Keeping coaches at your school
Ask any athletic director what makes their program so special, and most will talk about the coaches. They’re the ones on the ground floor, working day in and day out with the student-athletes.
That’s why it can be so devastating for a department when there’s constant turnover, providing little continuity and consistency within the programs.One of the biggest challenges facing athletic directors is hiring and retaining coaches who have long-term plans for their respective teams. Sometimes it’s the salary, other times it’s the job, but regardless of the reasons, athletic administrators are searching for ways to keep coaches from fleeing their schools.
“There are young, energetic coaches willing to do whatever they can to get into a school system,” said Kevin Flegner, athletic director at Arrowhead High School (Wisconsin). “But after a few years they often get married, start a family and find out the time commitment that’s really involved. They realize they can make more money teaching additional course loads or summer school than the small coaching stipend they receive for a full four-month commitment. You also have parental demands that are driving coaches out.”
Making a hire
There’s a variety of factors pushing coaches out the door, but that doesn’t mean athletic directors are helpless when it comes to slowing turnover.
It all starts during the interview, and asking the right questions can shed some light on a coach’s future ambitions. Maybe they plan to use your athletic program as a stepping stone to something bigger, or perhaps they’re rooted in the community and want nothing more than to grow their team into one of the best in the state. That’s why it makes sense to ask coaches about their philosophies and where they plan to go with their careers.
That doesn’t mean athletic administrators shouldn’t hire someone with great ambitions. Those are often the coaches most determined to do the best job, and that can create a solid foundation for the future of the program.
Flegner understands the value of a good hire, which is why he also likes to be involved when coaches bring on their assistants. Some schools give autonomy to their head coaches when building their staffs, but Flegner understands there is a lot at stake.
The thought is that assistant coaches should one day be in a position to run a program of their own.
“I want to know that we’re moving toward a likely succession plan,” Flegner said.
Few things are more frustrating for coaches than having a department or supervisor that doesn’t support what they’re doing. At the same time, they seldom want constant oversight that gives the impression they’re not trusted to do their own jobs. There must be a balance.
“For us, it’s providing the resources that they need to be successful,” said Jim Inskeep, athletic director at Carmel High School (Indiana). “I don’t try to meddle in what they’re doing in their program, but I do try to lend a listening ear and give advice when asked.”
Coaches are more likely to stay with your program if they feel the school is invested, supportive and encouraging of what they’re doing. They also want to know that when things go awry — parents go on the attack or fans become overly critical — the athletic director is going to have their backs.

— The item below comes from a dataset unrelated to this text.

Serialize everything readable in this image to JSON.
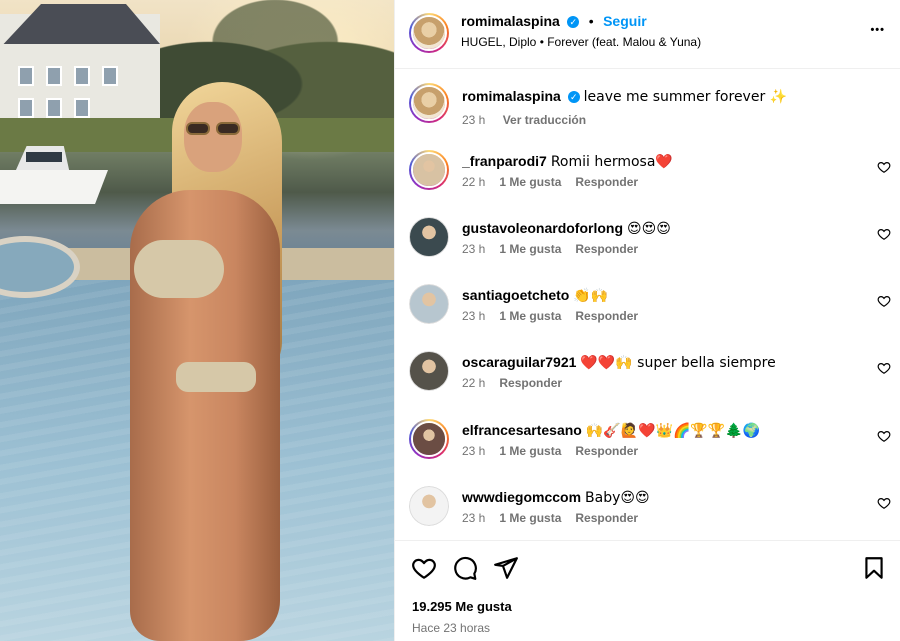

Inskeep talked about the value of being the first person to step up and provide encouragement for a coach who hits a rough patch, whether it’s on or off the field. Coaches are more inclined to fight for athletic directors who are willing to fight for them.
That also comes in the form of professional development. Rick Johns, athletic director at University School of Milwaukee (Wisconsin), does everything in his power to make sure coaches have the ability to attend clinics and conferences that help them grow in their profession. It’s even become a priority for him to find the funding to make it possible.
Support for coaches must be more than communicated. And if they feel like they’re respected and valued in your athletic program, it’ll make it that much harder for them to leave for another job, or leave the coaching profession all together.
Coaches in some of the nation’s most successful high school athletic programs universally agree that winning is important. It just can’t be the top priority.
Coaches are always going to do whatever they can to win, but few like feeling that pressure from their supervisor. Education-based athletics are about teaching student-athletes important lessons that serve them well after they leave high school, and when winning becomes the focal point, other values get brushed aside.
Carmel High School is known for having one of Indiana’s top athletic programs, yet when coaches are asked what they enjoy most about being there, their response is related to the culture — not the championships. They don’t feel that they’re held to a win-or-get-fired standard, which allows them to focus on other aspects of the job, like developing positive character and teamwork.
“Every year I’m gunning for a state championship, and I would think that the (athletic director) would be looking for someone different if I weren’t, but knowing what it takes to get there, there are a lot of things that come into play,” said Emily Good, softball coach at Carmel High School.
“I love that challenge, and that’s what brings me back year to year, knowing that we have the ability to compete, and I know being a coach at Carmel is going to give me that opportunity.”
There are a number of things athletic directors can and should do to keep their coaches in place, and most of it comes down to support and appreciation for what they do. They should enjoy coming to work, and the second that they don’t is the moment they’ll begin looking for a new job.